Navalny rose to prominence more than a decade ago after mobilizing protests against the Kremlin and corruption in Russia. He led Russia of the Future, a party that campaigned against Putin’s government, investigating the Kremlin’s top brass and publishing videos with their findings. Between 2011 and 2013, he galvanized thousands to the streets, calling for a “Russia without Putin.” One protester told The Guardian at the time that “there is a feeling of unity in our discontent,” adding that “the people coming to protests are beautiful, clever, educated. It’s very pleasant.”

Navalny’s mayoral run suggested strong support

Sources:  Princeton University, The Washington Post, Der Spiegel

The support Navalny commanded in his 2013 run for mayor of Moscow — a posting long believed to be reserved for Kremlin strongmen — was viewed as a barometer of Russian citizens’ demand for change. The election was widely considered to be neither free nor fair, but Navalny received 27% of the vote against incumbent candidate Sergei Sobyanin. The backing Navalny got “was seen by many as evidence that the Kremlin could no longer maintain its monopoly on political power,” Princeton University Library noted. Navalny campaigned not against Sobyanin, but against Putin — a tactic that resonated with supporters, who clung to his comments that the president’s United Russia party was a “party of crooks and thieves.” The clear loser of the election was Putin himself, German outlet Der Spiegel wrote at the time.

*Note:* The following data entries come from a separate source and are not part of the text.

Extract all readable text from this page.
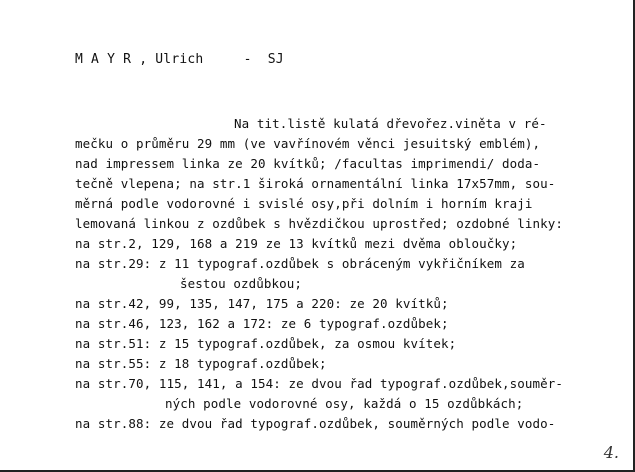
M A Y R , Ulrich	- SJ
Na tit.listě kulatá dřevořez.viněta v ré-
mečku o průměru 29 mm (ve vavřínovém věnci jesuitský emblém),
nad impressem linka ze 20 kvítků; /facultas imprimendi/ doda-
tečně vlepena; na str.1 široká ornamentální linka 17x57mm, sou-
měrná podle vodorovné i svislé osy,při dolním i horním kraji
lemovaná linkou z ozdůbek s hvězdičkou uprostřed; ozdobné linky:
na str.2, 129, 168 a 219 ze 13 kvítků mezi dvěma obloučky;
na str.29: z 11 typograf.ozdůbek s obráceným vykřičníkem za
šestou ozdůbkou;
na str.42, 99, 135, 147, 175 a 220: ze 20 kvítků;
na str.46, 123, 162 a 172: ze 6 typograf.ozdůbek;
na str.51: z 15 typograf.ozdůbek, za osmou kvítek;
na str.55: z 18 typograf.ozdůbek;
na str.70, 115, 141, a 154: ze dvou řad typograf.ozdůbek,souměr-
ných podle vodorovné osy, každá o 15 ozdůbkách;
na str.88: ze dvou řad typograf.ozdůbek, souměrných podle vodo-
4.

The pursuit of ‘honest lives’

Source:  The New Yorker

After his poisoning by Novichok in 2020, Navalny was moved to Germany for medical care. He returned to Russia, knowing he would be arrested upon landing, columnist Masha Gessen noted in a 2021 profile for The New Yorker. Navalny would have been well aware of the conditions he would face behind bars, Gessen wrote, and knew “the system better than anyone; he knows that human life has no value in it, and he never imagined that the system would make an exception for him.” In a note to Russian journalist Yevgenia Albats, his friend and mentor, following his arrest, Navalny wrote: “Everything will be all right. And, even if it isn’t, we’ll have the consolation of having lived honest lives.”